Department of Mechanical Engineering
Kenneth E. Goodson
We invest much time and effort into measuring and modeling the intrinsic thermal, electrical, and thermoelectric transport properties of individual nanostructures. Relevant material systems include metal and semiconductor nanobridges and nanowires and carbon and graphene based nanotubes and membranes. These structures are promising for applications ranging from energy conversion and photonic sources to data storage and semiconductor logic. While the measurements tend to be designed separately for each specific nanostructure, these measurements share fabrication and calibration methodologies and can generally be considered to belong to a single toolset.

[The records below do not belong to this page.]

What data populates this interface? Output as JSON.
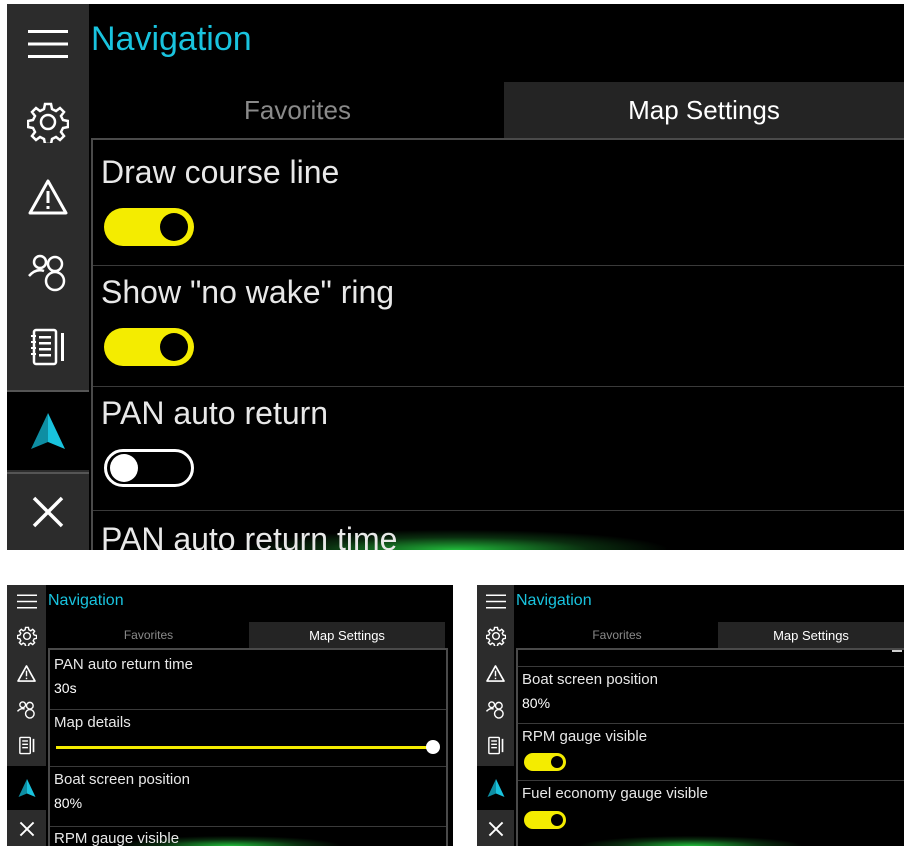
{
  "colors": {
    "accent": "#19c3de",
    "toggle_on": "#f4ec00",
    "background": "#000000",
    "sidebar": "#2c2c2c"
  },
  "screens": [
    {
      "title": "Navigation",
      "tabs": [
        "Favorites",
        "Map Settings"
      ],
      "active_tab": "Map Settings",
      "sidebar_icons": [
        "menu-icon",
        "settings-gear-icon",
        "warning-icon",
        "people-icon",
        "logbook-icon",
        "navigation-arrow-icon",
        "close-icon"
      ],
      "items": [
        {
          "label": "Draw course line",
          "type": "toggle",
          "on": true
        },
        {
          "label": "Show \"no wake\" ring",
          "type": "toggle",
          "on": true
        },
        {
          "label": "PAN auto return",
          "type": "toggle",
          "on": false
        },
        {
          "label": "PAN auto return time",
          "type": "text"
        }
      ]
    },
    {
      "title": "Navigation",
      "tabs": [
        "Favorites",
        "Map Settings"
      ],
      "active_tab": "Map Settings",
      "items": [
        {
          "label": "PAN auto return time",
          "value": "30s",
          "type": "text"
        },
        {
          "label": "Map details",
          "type": "slider",
          "level": 1.0
        },
        {
          "label": "Boat screen position",
          "value": "80%",
          "type": "text"
        },
        {
          "label": "RPM gauge visible",
          "type": "toggle"
        }
      ]
    },
    {
      "title": "Navigation",
      "tabs": [
        "Favorites",
        "Map Settings"
      ],
      "active_tab": "Map Settings",
      "items": [
        {
          "label": "Boat screen position",
          "value": "80%",
          "type": "text"
        },
        {
          "label": "RPM gauge visible",
          "type": "toggle",
          "on": true
        },
        {
          "label": "Fuel economy gauge visible",
          "type": "toggle",
          "on": true
        }
      ]
    }
  ]
}
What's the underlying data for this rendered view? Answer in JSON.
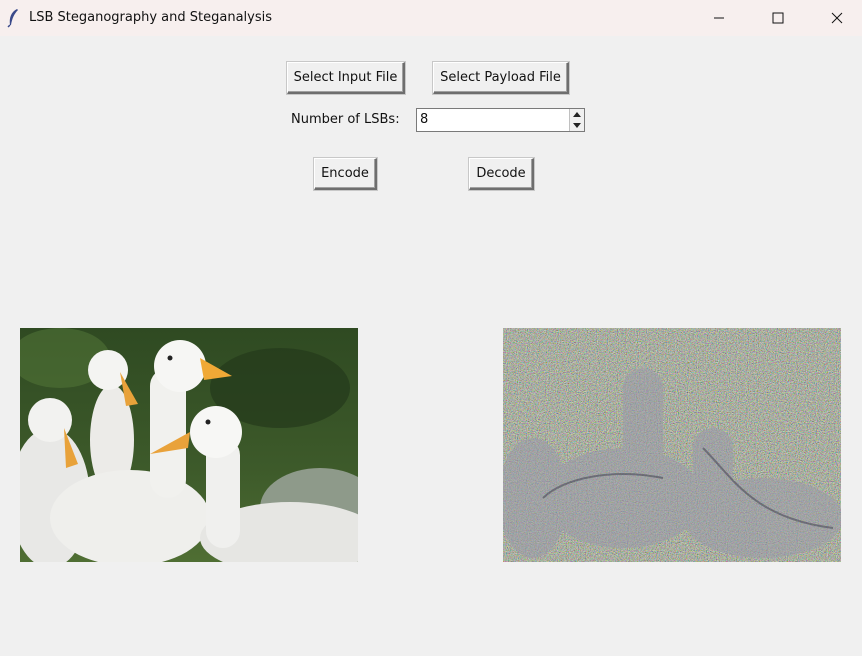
{
  "window": {
    "title": "LSB Steganography and Steganalysis"
  },
  "toolbar": {
    "select_input_label": "Select Input File",
    "select_payload_label": "Select Payload File"
  },
  "lsb": {
    "label": "Number of LSBs:",
    "value": "8"
  },
  "actions": {
    "encode_label": "Encode",
    "decode_label": "Decode"
  },
  "images": {
    "cover": {
      "icon": "cover-image",
      "subject": "white ducks photo"
    },
    "stego": {
      "icon": "stego-image",
      "subject": "noisy decoded ducks image"
    }
  }
}
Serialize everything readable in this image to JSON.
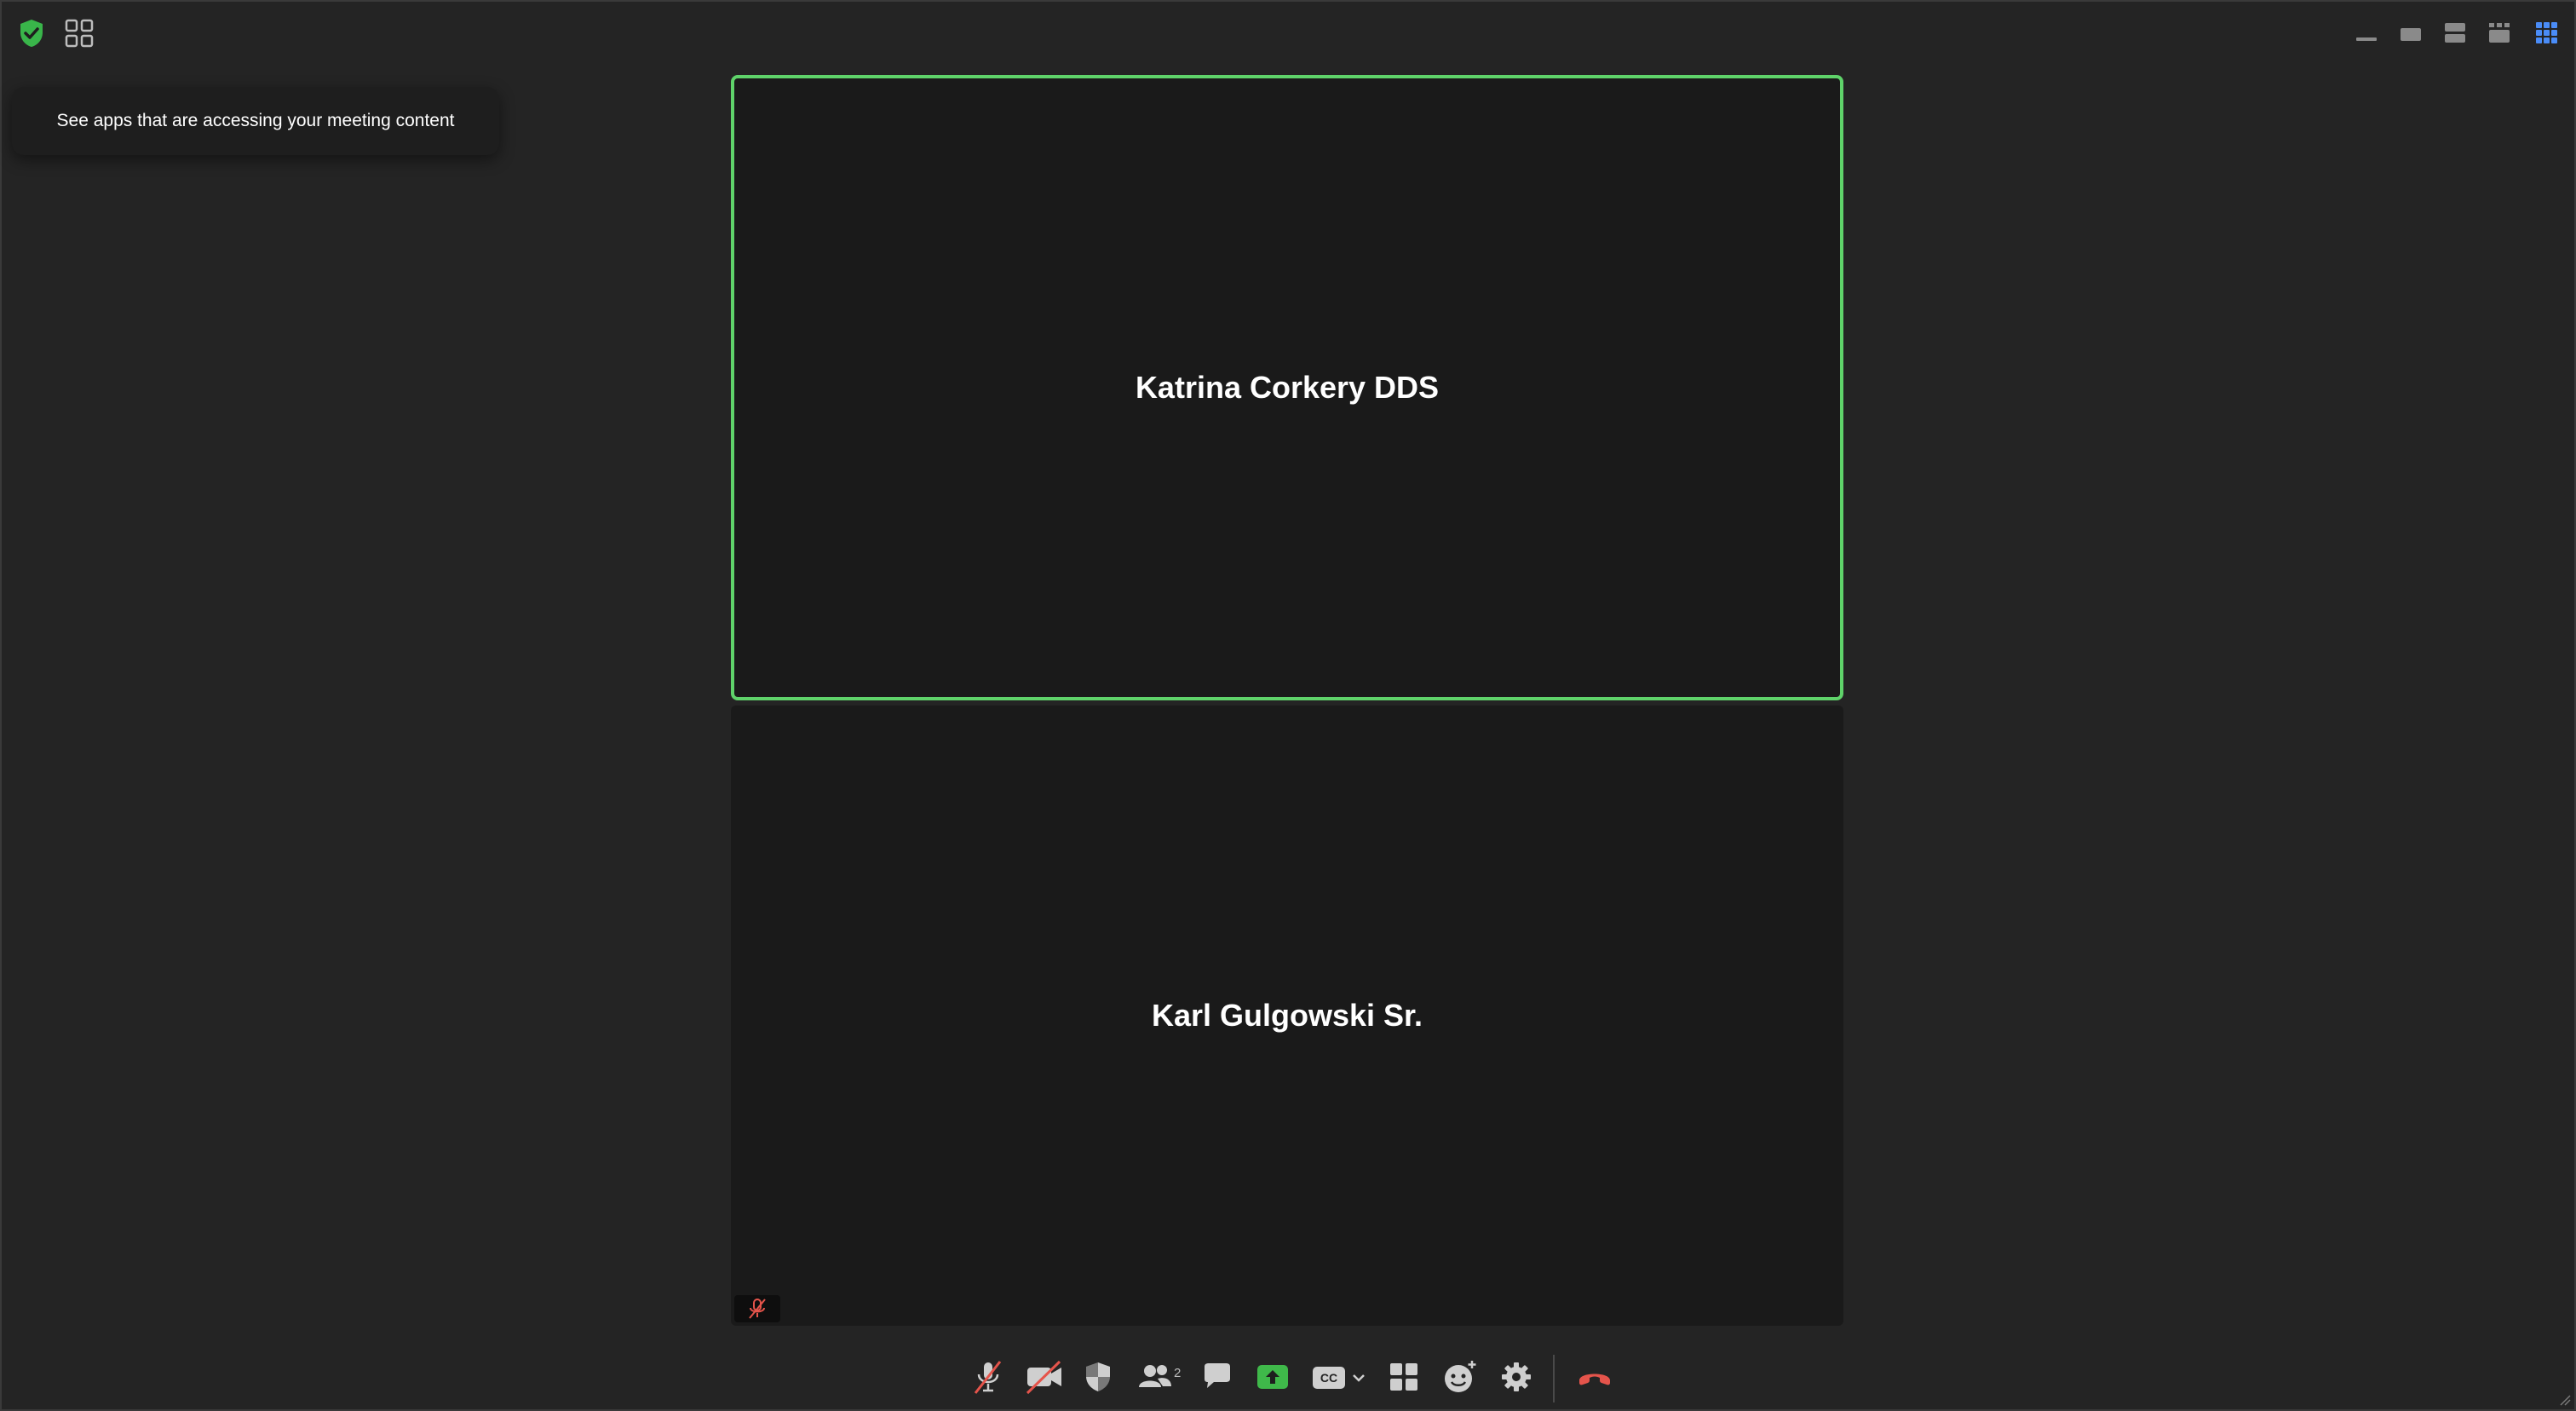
{
  "tooltip": {
    "text": "See apps that are accessing your meeting content"
  },
  "participants": [
    {
      "name": "Katrina Corkery DDS",
      "active_speaker": true,
      "muted": false
    },
    {
      "name": "Karl Gulgowski Sr.",
      "active_speaker": false,
      "muted": true
    }
  ],
  "toolbar": {
    "participants_count": "2",
    "buttons": [
      "mic-muted-icon",
      "video-off-icon",
      "security-icon",
      "participants-icon",
      "chat-icon",
      "share-screen-icon",
      "captions-icon",
      "apps-grid-icon",
      "reactions-icon",
      "settings-icon",
      "leave-icon"
    ]
  },
  "view_modes": [
    "minimize",
    "single",
    "split",
    "grid-small",
    "gallery"
  ],
  "colors": {
    "active_border": "#5fd36a",
    "accent_blue": "#4a8cf7",
    "leave_red": "#e5544b",
    "share_green": "#3fb94a",
    "shield_green": "#39b54a"
  }
}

A critical part of this research is lithography (including e-beam) and reactive and chemical etching performed at the Stanford Nanofabrication Facility (SNF). When possible and necessary we leverage leading edge nanofabrication procedures such as atomic layer deposition and solution synthesis. Recent examples in our current research include measurements of the thermal and electrical properties along metal bridges below 10 nm in thickness and studies of electrothermal transport in zinc oxide ZnO nanowires. In addition, we are investigating heat conduction properties along laterally periodic porous silicon nanostructures for applications in photonic and thermoelectric energy conversion. Earlier work applied these techniques to measure the electrical and thermal conductances along single wall carbon nanotubes.